A Phase 1, Randomized, Placebo-controlled, Dose-escalation Safety Study of MEDI4212 in Subjects With IgE >= 30 IU/mL

Exclusion Criteria

• •Any condition that, in the opinion of the investigator, would interfere with evaluation of the investigational product or interpretation of subject safety or study results
• •Concurrent enrollment in another clinical study
• •Employees of the clinical study site or any other individuals involved with the conduct of the study, or immediate family members of such individuals
• •Exposure to an anti-IgE monoclonal antibodies (MAb) within 12 months prior to Screening
• •Positive drug screen at Screening or Day -1. A minimum list of drugs that will be screened for include amphetamines, barbiturates, cocaine, opiates, cannabinoids, and benzodiazepines
• •History of regular alcohol abuse within 12 months prior to Screening
• •History of sensitivity to any component of the investigational product formulation or a history of drug or other allergy that, in the opinion of the investigator or medical monitor, contraindicates their participation
• •Subjects with abnormal liver function test values (aspartate transaminase \[AST\] and alanine transaminase \[ALT\]) at Screening as defined as follows: a) Liver function test values \>= 1.5 times upper limit of normal (ULN)

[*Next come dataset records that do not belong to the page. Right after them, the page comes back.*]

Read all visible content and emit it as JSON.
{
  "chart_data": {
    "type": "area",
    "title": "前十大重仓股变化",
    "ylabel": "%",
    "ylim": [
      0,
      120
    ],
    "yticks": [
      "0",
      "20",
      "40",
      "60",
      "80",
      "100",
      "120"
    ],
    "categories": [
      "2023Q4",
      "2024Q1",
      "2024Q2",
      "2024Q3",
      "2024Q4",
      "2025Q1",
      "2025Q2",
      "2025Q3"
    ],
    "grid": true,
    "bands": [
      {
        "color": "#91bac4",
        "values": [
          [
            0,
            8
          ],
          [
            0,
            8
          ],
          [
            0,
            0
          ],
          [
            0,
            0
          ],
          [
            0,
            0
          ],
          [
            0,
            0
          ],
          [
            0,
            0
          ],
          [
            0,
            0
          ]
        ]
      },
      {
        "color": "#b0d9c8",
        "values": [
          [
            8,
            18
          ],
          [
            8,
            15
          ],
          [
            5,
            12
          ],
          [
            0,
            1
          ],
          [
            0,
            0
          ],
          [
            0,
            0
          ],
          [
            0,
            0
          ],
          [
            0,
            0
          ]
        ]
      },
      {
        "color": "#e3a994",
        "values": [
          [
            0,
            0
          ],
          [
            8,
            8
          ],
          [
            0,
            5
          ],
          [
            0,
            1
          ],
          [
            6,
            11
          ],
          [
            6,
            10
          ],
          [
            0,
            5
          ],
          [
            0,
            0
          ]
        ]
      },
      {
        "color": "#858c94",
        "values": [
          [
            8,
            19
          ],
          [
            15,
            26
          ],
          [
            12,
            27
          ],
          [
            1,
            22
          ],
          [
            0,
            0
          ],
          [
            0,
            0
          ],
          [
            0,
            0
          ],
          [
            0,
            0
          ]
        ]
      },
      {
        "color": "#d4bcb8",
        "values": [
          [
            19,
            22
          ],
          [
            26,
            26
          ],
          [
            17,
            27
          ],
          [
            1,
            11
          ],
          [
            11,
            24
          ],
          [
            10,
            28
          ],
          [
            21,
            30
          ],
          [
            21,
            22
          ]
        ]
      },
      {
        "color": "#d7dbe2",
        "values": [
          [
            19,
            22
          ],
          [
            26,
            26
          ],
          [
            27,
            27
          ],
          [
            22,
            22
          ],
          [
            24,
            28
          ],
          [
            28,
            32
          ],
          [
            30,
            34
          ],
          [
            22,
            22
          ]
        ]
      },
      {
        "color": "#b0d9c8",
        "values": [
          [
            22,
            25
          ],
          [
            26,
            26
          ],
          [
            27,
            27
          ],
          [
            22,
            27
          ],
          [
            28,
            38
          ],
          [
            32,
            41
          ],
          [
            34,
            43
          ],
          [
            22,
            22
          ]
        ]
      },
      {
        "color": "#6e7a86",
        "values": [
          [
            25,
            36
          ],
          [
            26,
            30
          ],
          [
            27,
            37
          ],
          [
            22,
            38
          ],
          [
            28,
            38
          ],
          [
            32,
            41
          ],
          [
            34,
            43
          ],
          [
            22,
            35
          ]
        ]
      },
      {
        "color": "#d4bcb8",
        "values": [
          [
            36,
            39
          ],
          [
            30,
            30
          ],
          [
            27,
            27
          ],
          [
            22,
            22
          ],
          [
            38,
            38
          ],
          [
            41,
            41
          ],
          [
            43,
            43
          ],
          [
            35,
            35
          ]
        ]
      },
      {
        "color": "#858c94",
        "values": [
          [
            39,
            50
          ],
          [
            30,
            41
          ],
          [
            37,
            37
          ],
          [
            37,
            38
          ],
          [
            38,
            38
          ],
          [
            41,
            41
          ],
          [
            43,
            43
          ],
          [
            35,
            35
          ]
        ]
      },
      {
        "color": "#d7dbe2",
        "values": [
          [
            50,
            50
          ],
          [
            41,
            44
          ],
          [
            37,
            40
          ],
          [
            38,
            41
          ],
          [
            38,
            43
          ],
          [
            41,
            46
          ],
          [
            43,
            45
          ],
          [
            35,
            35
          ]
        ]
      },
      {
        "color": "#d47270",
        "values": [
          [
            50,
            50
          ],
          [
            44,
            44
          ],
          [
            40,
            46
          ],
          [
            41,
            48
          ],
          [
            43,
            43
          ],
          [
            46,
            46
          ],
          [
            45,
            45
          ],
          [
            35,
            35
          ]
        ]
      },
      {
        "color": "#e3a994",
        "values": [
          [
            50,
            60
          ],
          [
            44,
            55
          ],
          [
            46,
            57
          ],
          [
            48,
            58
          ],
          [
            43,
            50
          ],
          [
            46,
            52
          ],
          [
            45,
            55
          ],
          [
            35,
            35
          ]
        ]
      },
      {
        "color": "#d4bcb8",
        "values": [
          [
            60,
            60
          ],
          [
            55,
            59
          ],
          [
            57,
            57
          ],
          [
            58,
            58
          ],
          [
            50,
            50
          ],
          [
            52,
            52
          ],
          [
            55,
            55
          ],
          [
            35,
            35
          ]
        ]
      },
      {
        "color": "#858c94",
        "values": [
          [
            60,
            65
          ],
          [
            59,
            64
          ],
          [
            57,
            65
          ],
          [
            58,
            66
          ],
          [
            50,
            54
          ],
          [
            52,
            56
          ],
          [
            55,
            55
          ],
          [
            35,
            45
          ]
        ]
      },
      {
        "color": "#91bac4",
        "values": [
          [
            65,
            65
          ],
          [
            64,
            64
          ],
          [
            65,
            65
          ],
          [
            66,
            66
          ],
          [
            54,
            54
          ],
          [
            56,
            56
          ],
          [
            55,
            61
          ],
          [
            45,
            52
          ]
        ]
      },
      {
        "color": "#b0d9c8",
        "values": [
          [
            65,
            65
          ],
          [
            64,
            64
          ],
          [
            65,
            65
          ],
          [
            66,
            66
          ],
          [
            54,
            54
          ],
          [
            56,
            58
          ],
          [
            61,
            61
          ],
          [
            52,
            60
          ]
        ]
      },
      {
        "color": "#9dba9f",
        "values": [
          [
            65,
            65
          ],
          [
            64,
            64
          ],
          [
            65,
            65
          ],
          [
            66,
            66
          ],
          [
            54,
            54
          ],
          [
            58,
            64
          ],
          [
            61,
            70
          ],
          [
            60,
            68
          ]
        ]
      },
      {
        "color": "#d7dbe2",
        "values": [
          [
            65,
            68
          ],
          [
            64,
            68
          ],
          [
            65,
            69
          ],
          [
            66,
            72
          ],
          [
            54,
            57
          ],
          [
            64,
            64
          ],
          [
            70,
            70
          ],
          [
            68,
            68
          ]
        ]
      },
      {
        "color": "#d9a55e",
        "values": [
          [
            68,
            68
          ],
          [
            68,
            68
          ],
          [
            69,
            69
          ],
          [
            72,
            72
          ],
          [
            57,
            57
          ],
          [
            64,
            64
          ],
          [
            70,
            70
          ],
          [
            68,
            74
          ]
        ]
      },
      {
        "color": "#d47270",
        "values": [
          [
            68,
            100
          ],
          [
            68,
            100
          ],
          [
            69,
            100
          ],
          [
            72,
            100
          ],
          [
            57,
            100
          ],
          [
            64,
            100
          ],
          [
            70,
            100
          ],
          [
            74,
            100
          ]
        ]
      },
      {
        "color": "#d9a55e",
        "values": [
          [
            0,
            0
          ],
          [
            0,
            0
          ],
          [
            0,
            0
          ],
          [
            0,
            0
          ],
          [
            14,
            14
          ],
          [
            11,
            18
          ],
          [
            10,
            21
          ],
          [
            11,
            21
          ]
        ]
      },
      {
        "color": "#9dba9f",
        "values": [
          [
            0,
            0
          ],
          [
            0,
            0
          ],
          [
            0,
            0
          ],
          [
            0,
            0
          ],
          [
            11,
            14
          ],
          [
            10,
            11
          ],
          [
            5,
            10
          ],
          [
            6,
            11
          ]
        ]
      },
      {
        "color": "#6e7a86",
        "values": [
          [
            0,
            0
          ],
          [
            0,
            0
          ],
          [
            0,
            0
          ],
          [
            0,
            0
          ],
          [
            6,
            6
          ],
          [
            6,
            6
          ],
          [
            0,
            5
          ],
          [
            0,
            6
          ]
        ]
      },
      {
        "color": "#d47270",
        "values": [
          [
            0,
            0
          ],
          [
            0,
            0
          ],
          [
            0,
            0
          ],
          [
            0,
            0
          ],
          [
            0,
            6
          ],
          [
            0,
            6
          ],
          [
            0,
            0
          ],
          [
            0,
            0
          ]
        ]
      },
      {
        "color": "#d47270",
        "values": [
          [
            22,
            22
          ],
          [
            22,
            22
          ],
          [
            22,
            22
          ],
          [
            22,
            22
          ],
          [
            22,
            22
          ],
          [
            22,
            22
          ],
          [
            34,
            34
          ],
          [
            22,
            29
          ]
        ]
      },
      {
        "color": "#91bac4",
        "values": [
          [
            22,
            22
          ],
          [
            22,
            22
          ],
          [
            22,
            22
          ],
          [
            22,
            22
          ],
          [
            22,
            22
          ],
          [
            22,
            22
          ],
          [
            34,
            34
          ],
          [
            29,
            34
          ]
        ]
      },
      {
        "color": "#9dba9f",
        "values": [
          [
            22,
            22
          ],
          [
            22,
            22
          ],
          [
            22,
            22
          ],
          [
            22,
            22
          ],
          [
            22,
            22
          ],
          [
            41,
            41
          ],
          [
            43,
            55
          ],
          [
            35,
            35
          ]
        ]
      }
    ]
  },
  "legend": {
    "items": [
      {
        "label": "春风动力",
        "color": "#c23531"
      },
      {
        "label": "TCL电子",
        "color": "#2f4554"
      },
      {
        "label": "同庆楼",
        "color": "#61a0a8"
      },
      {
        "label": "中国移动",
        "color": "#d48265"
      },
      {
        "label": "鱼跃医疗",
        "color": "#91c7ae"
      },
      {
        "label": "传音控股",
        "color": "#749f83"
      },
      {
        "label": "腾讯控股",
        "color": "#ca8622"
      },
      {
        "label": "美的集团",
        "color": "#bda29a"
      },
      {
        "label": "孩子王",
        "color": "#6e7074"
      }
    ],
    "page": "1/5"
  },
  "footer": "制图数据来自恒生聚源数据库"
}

• •Unwillingness or inability to follow the procedures outlined in the protocol
• •Positive test or history of hepatitis B or positive hepatitis C
• •Positive test or history of human immunodeficiency virus (HIV) or subject is known to be HIV seropositive
• •History of cancer, with the exception of basal cell carcinoma or in situ carcinoma of the cervix treated with apparent success
• •Women who are pregnant, breastfeeding, or lactating
• •Plans to donate blood during the study period
• •Hyper-IgE syndrome or bronchopulmonary aspergillosis
• •Prior history of Immune Complex Disease or type 3 hypersensitivity reactions to MAb administration
• •Known history of prior infusion reaction to MAb administration
• •History of untreated parasitic/helminthic infection within 6 months prior to Screening
• •Uses any of the following medications: a) Oral corticosteroids b) Medium to high dose Immunocorticosteroids (ICS)/ long-acting beta agonists (LABA) c) Immunosuppressives d) Beta blockers
• •If receiving allergy immunotherapy, must be on stable dose for 3 months. Must not receive allergy immunotherapy within 7 days of investigational product administration.